Ils savent que, dans notre désir désespéré de protéger l’image que nous avons de nous-mêmes, nous éviterons de modifier une politique qui a, littéralement, aidé et conforté nos ennemis, en particulier le Hamas, que le siège de Gaza a enrichi par les taxes qu’il prélève sur les tunnels et conforté à travers la colère envers Israël.

Il faut dire que pour beaucoup de monde, à droite, il y aura une sorte de joie silencieuse, On croassera : « Nous vous l’avions bien dit, le monde nous hait, quoi que nous fassions. Alors autant continuer de construire (en clair : dans les colonies et à Jérusalem Est) et de défendre nos frontières (en clair : renforçons le Hamas et finalement, faisons-nous du mal en refusant de lever l’embargo sur Gaza). »

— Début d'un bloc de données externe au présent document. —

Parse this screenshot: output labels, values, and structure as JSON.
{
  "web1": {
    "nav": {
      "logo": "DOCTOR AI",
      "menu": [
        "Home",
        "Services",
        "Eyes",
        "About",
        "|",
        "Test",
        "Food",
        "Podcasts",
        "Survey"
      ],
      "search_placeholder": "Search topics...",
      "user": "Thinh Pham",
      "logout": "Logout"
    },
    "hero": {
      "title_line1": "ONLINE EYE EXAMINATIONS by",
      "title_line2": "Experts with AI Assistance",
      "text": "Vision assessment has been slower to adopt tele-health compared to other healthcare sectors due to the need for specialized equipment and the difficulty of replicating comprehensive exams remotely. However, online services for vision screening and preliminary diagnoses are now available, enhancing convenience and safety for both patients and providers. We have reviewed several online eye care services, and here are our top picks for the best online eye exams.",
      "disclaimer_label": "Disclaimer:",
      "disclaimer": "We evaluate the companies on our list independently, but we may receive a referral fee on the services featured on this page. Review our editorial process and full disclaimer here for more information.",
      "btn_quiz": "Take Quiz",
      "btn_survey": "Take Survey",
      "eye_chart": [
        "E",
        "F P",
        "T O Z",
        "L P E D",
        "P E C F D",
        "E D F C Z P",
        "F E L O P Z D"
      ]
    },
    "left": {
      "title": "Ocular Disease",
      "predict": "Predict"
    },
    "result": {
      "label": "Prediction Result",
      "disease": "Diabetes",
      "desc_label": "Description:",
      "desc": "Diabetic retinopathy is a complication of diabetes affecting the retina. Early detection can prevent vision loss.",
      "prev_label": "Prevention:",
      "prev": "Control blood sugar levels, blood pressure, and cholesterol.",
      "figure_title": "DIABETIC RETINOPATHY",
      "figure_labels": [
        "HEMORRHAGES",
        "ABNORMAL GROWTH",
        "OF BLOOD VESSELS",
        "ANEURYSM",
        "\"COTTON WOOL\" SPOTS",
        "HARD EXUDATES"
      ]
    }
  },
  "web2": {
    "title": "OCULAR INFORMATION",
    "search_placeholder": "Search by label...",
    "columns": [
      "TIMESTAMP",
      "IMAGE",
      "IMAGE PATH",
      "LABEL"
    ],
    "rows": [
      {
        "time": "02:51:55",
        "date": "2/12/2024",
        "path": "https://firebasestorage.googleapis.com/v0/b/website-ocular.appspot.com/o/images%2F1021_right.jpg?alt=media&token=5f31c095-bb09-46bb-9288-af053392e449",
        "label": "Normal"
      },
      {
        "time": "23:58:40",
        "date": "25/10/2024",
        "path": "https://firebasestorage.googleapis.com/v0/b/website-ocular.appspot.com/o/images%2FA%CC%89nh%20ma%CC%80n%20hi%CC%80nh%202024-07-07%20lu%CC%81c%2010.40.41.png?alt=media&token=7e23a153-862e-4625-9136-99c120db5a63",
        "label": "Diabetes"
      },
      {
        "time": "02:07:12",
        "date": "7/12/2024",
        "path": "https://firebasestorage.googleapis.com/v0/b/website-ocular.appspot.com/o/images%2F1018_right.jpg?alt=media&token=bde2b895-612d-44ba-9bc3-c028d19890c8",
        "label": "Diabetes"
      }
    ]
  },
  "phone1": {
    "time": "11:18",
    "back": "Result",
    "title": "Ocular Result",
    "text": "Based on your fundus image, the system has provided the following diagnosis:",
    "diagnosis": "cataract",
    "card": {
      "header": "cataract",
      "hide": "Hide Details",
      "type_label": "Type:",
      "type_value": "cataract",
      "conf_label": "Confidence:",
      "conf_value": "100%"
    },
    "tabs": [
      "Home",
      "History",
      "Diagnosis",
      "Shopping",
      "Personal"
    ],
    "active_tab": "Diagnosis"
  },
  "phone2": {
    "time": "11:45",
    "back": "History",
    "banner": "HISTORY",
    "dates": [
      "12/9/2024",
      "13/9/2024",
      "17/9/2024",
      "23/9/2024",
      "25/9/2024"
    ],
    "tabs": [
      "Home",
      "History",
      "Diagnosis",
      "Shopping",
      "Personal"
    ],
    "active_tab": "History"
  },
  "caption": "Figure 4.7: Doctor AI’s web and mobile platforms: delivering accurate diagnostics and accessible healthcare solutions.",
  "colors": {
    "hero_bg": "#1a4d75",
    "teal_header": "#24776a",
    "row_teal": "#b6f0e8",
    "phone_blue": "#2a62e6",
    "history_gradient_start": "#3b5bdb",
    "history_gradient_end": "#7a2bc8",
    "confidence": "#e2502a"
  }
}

Le Hamas, l’Iran et la droite dure, en Israël comme en diaspora, savent bien qu’il s’agit d’un test d’une extrême importance pour Benjamin Netanyahou. Désireux de voir le monde se concentrer sur l’Iran et sur la menace qu’il pose aux habitants d’Israël, Netanyahou doit reconnaître qu’aujourd’hui, le monde a les yeux fixés sur Israël et sur la menace qu’il pose aux habitants de Gaza.